Oct 30, 2010

Contractor courtesies

So, you're hiring a contractor for a large scale remodel, what should you expect? 

Every contractor that works in your home should be licensed, bonded and insured. When they present a proposal or contract to sign, that information should be contained within.  You should verify the accuracy of the information.  Every contractor should respect your home, the contents, your privacy and take steps to ensure that you feel that they DO. Since you will be experiencing some degree of upheaval, they should provide suggestions on how to get through the demolition and construction, and be sensitive to your situtation. Here are some general things to address and some common courtesies that all contractors should extend for the duration of your project:

Get it in writing. From the cost, to the duration, to corrective action, to changes, to payments, have them put it into a written contract.
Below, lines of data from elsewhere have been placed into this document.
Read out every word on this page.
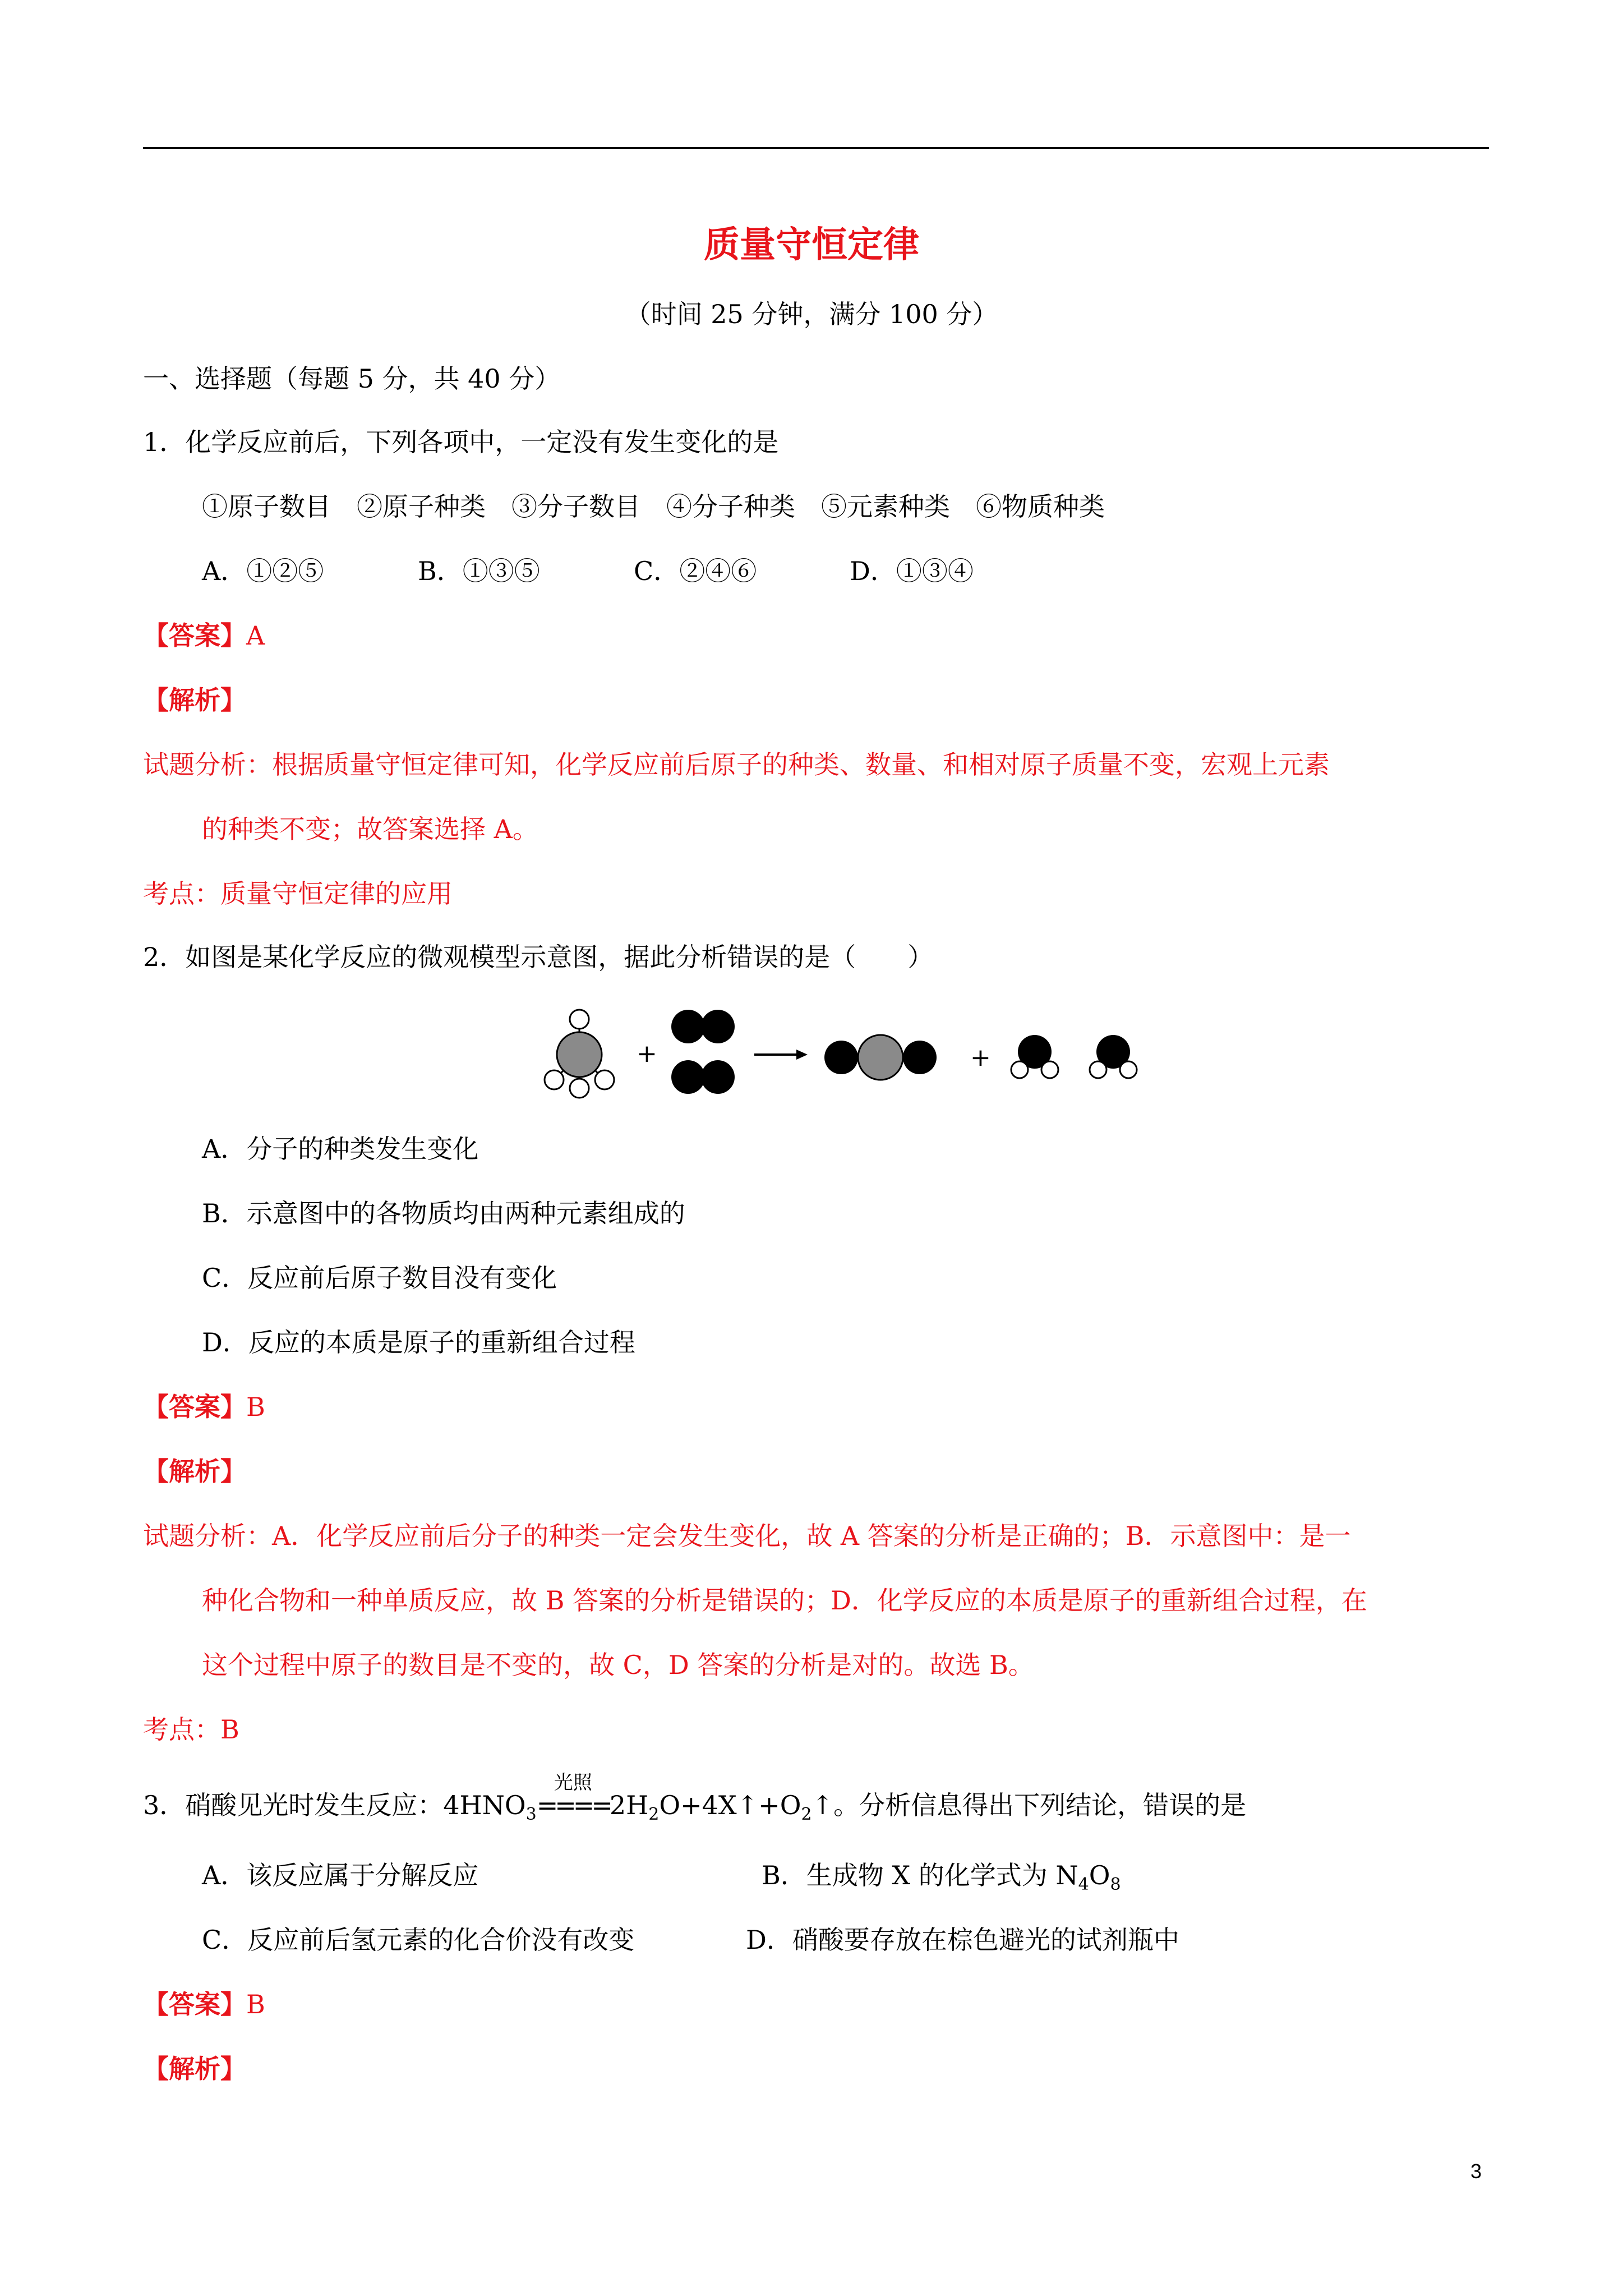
质量守恒定律
（时间 25 分钟，满分 100 分）
一、选择题（每题 5 分，共 40 分）
1．化学反应前后，下列各项中，一定没有发生变化的是
①原子数目　②原子种类　③分子数目　④分子种类　⑤元素种类　⑥物质种类
A．①②⑤	B．①③⑤	C．②④⑥	D．①③④
【答案】A
【解析】
试题分析：根据质量守恒定律可知，化学反应前后原子的种类、数量、和相对原子质量不变，宏观上元素
的种类不变；故答案选择 A。
考点：质量守恒定律的应用
2．如图是某化学反应的微观模型示意图，据此分析错误的是（　　）
+	+
A．分子的种类发生变化
B．示意图中的各物质均由两种元素组成的
C．反应前后原子数目没有变化
D．反应的本质是原子的重新组合过程
【答案】B
【解析】
试题分析：A．化学反应前后分子的种类一定会发生变化，故 A 答案的分析是正确的；B．示意图中：是一
种化合物和一种单质反应，故 B 答案的分析是错误的；D．化学反应的本质是原子的重新组合过程，在
这个过程中原子的数目是不变的，故 C，D 答案的分析是对的。故选 B。
考点：B
3．硝酸见光时发生反应：$4HNO_3$
光照
$====2H_2O+4X↑+O_2↑$。分析信息得出下列结论，错误的是
A．该反应属于分解反应	B．生成物 X 的化学式为 $N_4O_8$
C．反应前后氢元素的化合价没有改变	D．硝酸要存放在棕色避光的试剂瓶中
【答案】B
【解析】
3
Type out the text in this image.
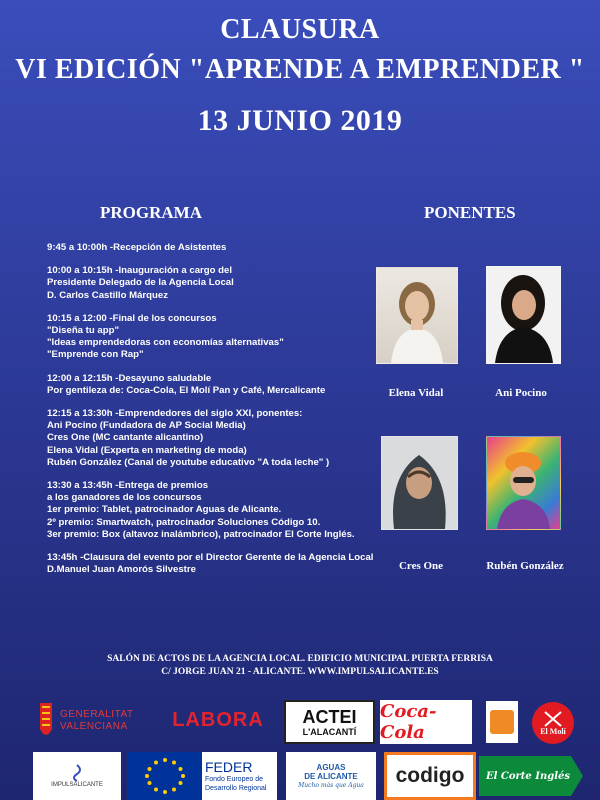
CLAUSURA
VI EDICIÓN "APRENDE A EMPRENDER "
13 JUNIO 2019
PROGRAMA	PONENTES
9:45 a 10:00h -Recepción de Asistentes
10:00 a 10:15h -Inauguración a cargo del
Presidente Delegado de la Agencia Local
D. Carlos Castillo Márquez
10:15 a 12:00 -Final de los concursos
"Diseña tu app"
"Ideas emprendedoras con economías alternativas"
"Emprende con Rap"
12:00 a 12:15h -Desayuno saludable
Por gentileza de: Coca-Cola, El Molí Pan y Café, Mercalicante
12:15 a 13:30h -Emprendedores del siglo XXI, ponentes:
Ani Pocino (Fundadora de AP Social Media)
Cres One (MC cantante alicantino)
Elena Vidal (Experta en marketing de moda)
Rubén González (Canal de youtube educativo "A toda leche" )
13:30 a 13:45h -Entrega de premios
a los ganadores de los concursos
1er premio: Tablet, patrocinador Aguas de Alicante.
2º premio: Smartwatch, patrocinador Soluciones Código 10.
3er premio: Box (altavoz inalámbrico), patrocinador El Corte Inglés.
13:45h -Clausura del evento por el Director Gerente de la Agencia Local
D.Manuel Juan Amorós Silvestre
Elena Vidal	Ani Pocino
Cres One	Rubén González
SALÓN DE ACTOS DE LA AGENCIA LOCAL. EDIFICIO MUNICIPAL PUERTA FERRISA
C/ JORGE JUAN 21 - ALICANTE. WWW.IMPULSALICANTE.ES
GENERALITAT
VALENCIANA LABORA ACTEI
L'ALACANTÍ
Coca-Cola	El Molí
IMPULSALICANTE
FEDER
Fondo Europeo de
Desarrollo Regional
AGUAS
DE ALICANTE
Mucho más que Agua codigo El Corte Inglés
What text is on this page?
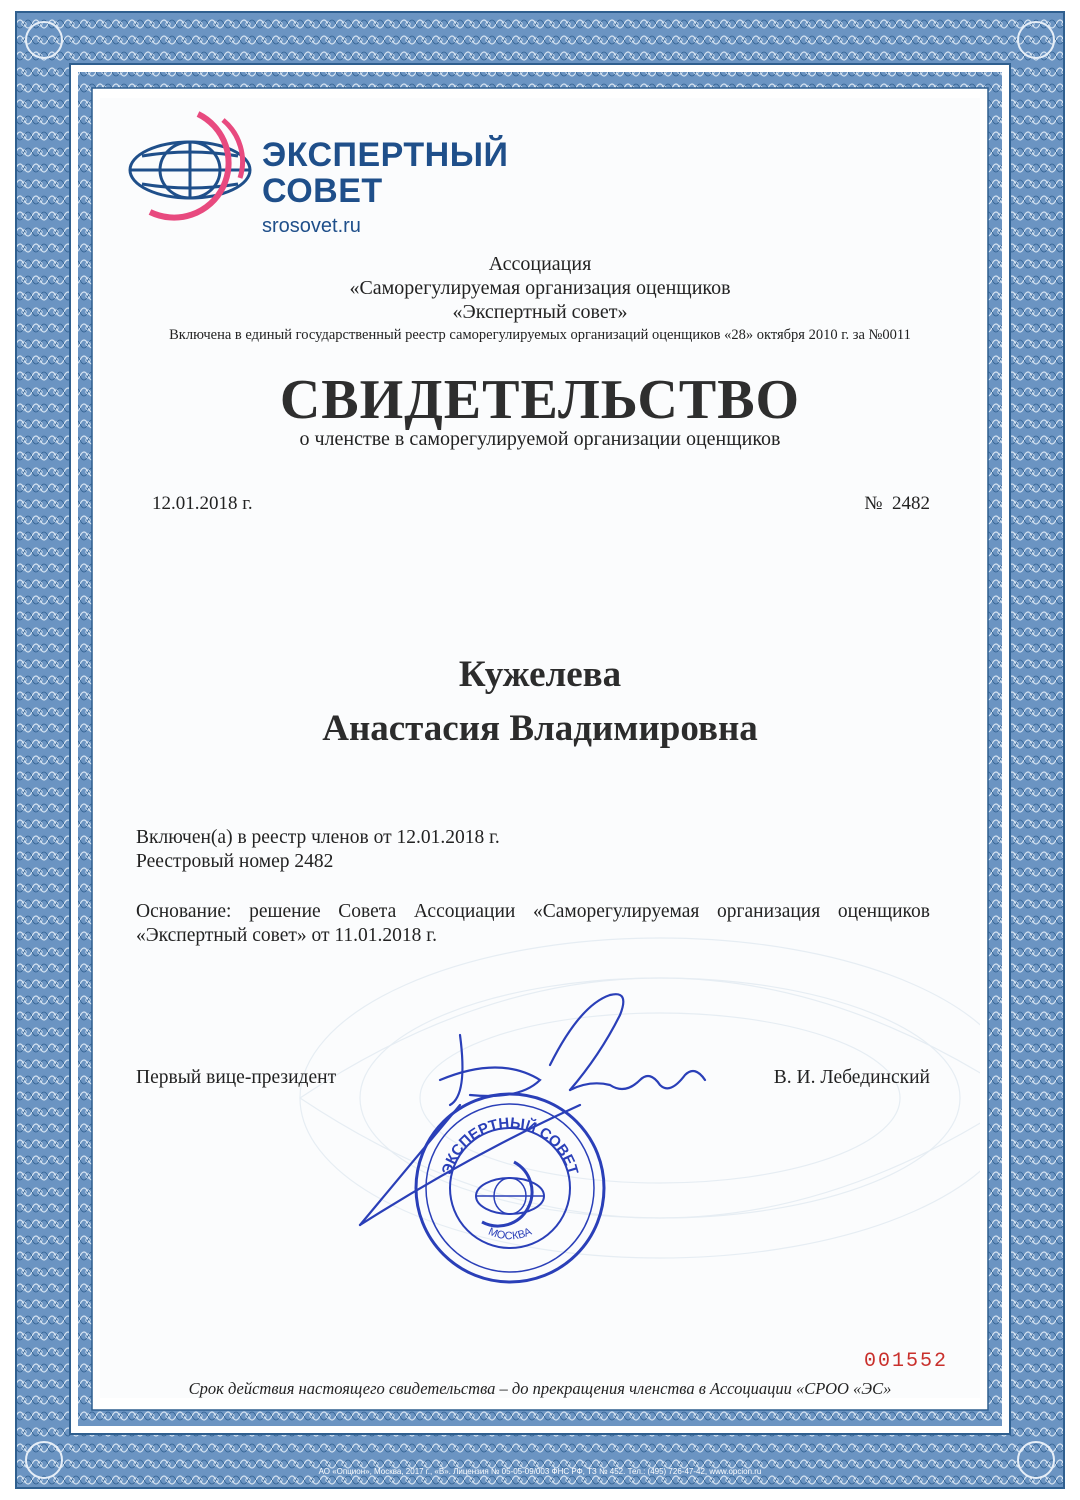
ЭКСПЕРТНЫЙ
СОВЕТ
srosovet.ru
Ассоциация
«Саморегулируемая организация оценщиков
«Экспертный совет»
Включена в единый государственный реестр саморегулируемых организаций оценщиков «28» октября 2010 г. за №0011
СВИДЕТЕЛЬСТВО
о членстве в саморегулируемой организации оценщиков
12.01.2018 г.	№  2482
Кужелева
Анастасия Владимировна
Включен(а) в реестр членов от 12.01.2018 г.
Реестровый номер 2482
Основание: решение Совета Ассоциации «Саморегулируемая организация оценщиков «Экспертный совет» от 11.01.2018 г.
Первый вице-президент	В. И. Лебединский
ЭКСПЕРТНЫЙ СОВЕТ
МОСКВА
001552
Срок действия настоящего свидетельства – до прекращения членства в Ассоциации «СРОО «ЭС»
АО «Опцион», Москва, 2017 г., «В». Лицензия № 05-05-09/003 ФНС РФ, ТЗ № 452. Тел.: (495) 726-47-42, www.opcion.ru
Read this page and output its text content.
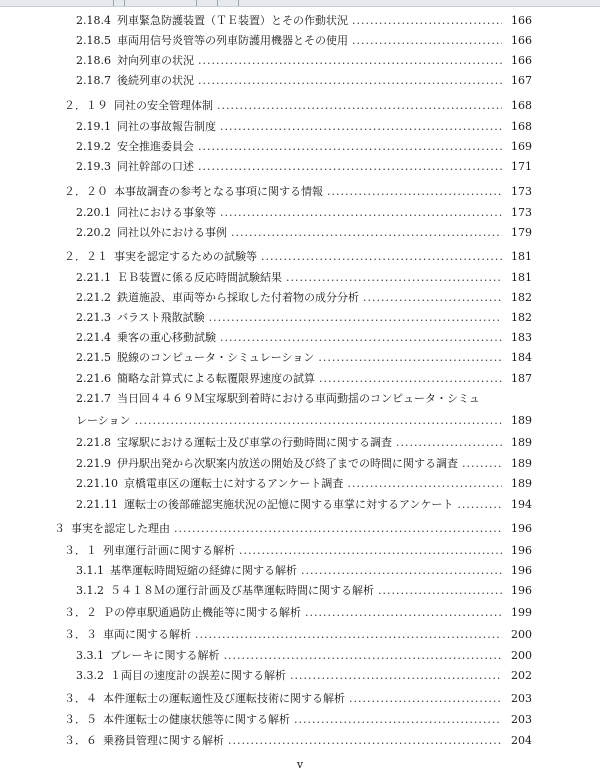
2.18.4 列車緊急防護装置（ＴＥ装置）とその作動状況 .....	166
2.18.5 車両用信号炎管等の列車防護用機器とその使用 .....	166
2.18.6 対向列車の状況 .....	166
2.18.7 後続列車の状況 .....	167
２．１９ 同社の安全管理体制 .....	168
2.19.1 同社の事故報告制度 .....	168
2.19.2 安全推進委員会 .....	169
2.19.3 同社幹部の口述 .....	171
２．２０ 本事故調査の参考となる事項に関する情報 .....	173
2.20.1 同社における事象等 .....	173
2.20.2 同社以外における事例 .....	179
２．２１ 事実を認定するための試験等 .....	181
2.21.1 ＥＢ装置に係る反応時間試験結果 .....	181
2.21.2 鉄道施設、車両等から採取した付着物の成分分析 .....	182
2.21.3 バラスト飛散試験 .....	182
2.21.4 乗客の重心移動試験 .....	183
2.21.5 脱線のコンピュータ・シミュレーション .....	184
2.21.6 簡略な計算式による転覆限界速度の試算 .....	187
2.21.7 当日回４４６９Ｍ宝塚駅到着時における車両動揺のコンピュータ・シミュ
レーション .....	189
2.21.8 宝塚駅における運転士及び車掌の行動時間に関する調査 .....	189
2.21.9 伊丹駅出発から次駅案内放送の開始及び終了までの時間に関する調査 .....	189
2.21.10 京橋電車区の運転士に対するアンケート調査 .....	189
2.21.11 運転士の後部確認実施状況の記憶に関する車掌に対するアンケート .....	194
３ 事実を認定した理由 .....	196
３．１ 列車運行計画に関する解析 .....	196
3.1.1 基準運転時間短縮の経緯に関する解析 .....	196
3.1.2 ５４１８Ｍの運行計画及び基準運転時間に関する解析 .....	196
３．２ Ｐの停車駅通過防止機能等に関する解析 .....	199
３．３ 車両に関する解析 .....	200
3.3.1 ブレーキに関する解析 .....	200
3.3.2 １両目の速度計の誤差に関する解析 .....	202
３．４ 本件運転士の運転適性及び運転技術に関する解析 .....	203
３．５ 本件運転士の健康状態等に関する解析 .....	203
３．６ 乗務員管理に関する解析 .....	204
v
Create groundrules. For entry to your home, cleaning up, progress and problem-solving meetings etc,. you should establish parameters at the start of your project. Will you be home? Should they have keys? How do issues get resolved? 

Be on time. What is the work scehdule?  If there is a delay, you should know about it.

Be attentive. There should not be distractions like personal and non-urgent phone calls, loud radios and yelling amongst the crew. When you are there, your questions and concerns should be their focus.

Be clean:  Demonstrate respect your home by cleaning up at the end of each day. Wearing shoe covers if flooring is involved, and washing hands to reduce soil or germ transfer.

Be presentable. If supervisors move from project to project, they should be presentable when working in your home. A simple change of shirts demonstrates respect for you.

Protect surfaces. When tools and equipment are used, a drop cloth should be placed under them, regardless of whether they are on a floor or counter.

Check work done. At the end of the day, review what has been done and that it was done correctly. Your contractor should be involved in multiple work-week reviews to ensure that you move forward and do not repeatedly re-do work.
Punch it. Create 'punch lists' periodically and present them during reviews. These lists address things you feel are not complete or need to be corrected. A written list is better than a verbal one.

The more planning you do up-front, the more easily your project can be managed. You are embarking on this path to make a life-altering change and to enjoy your home.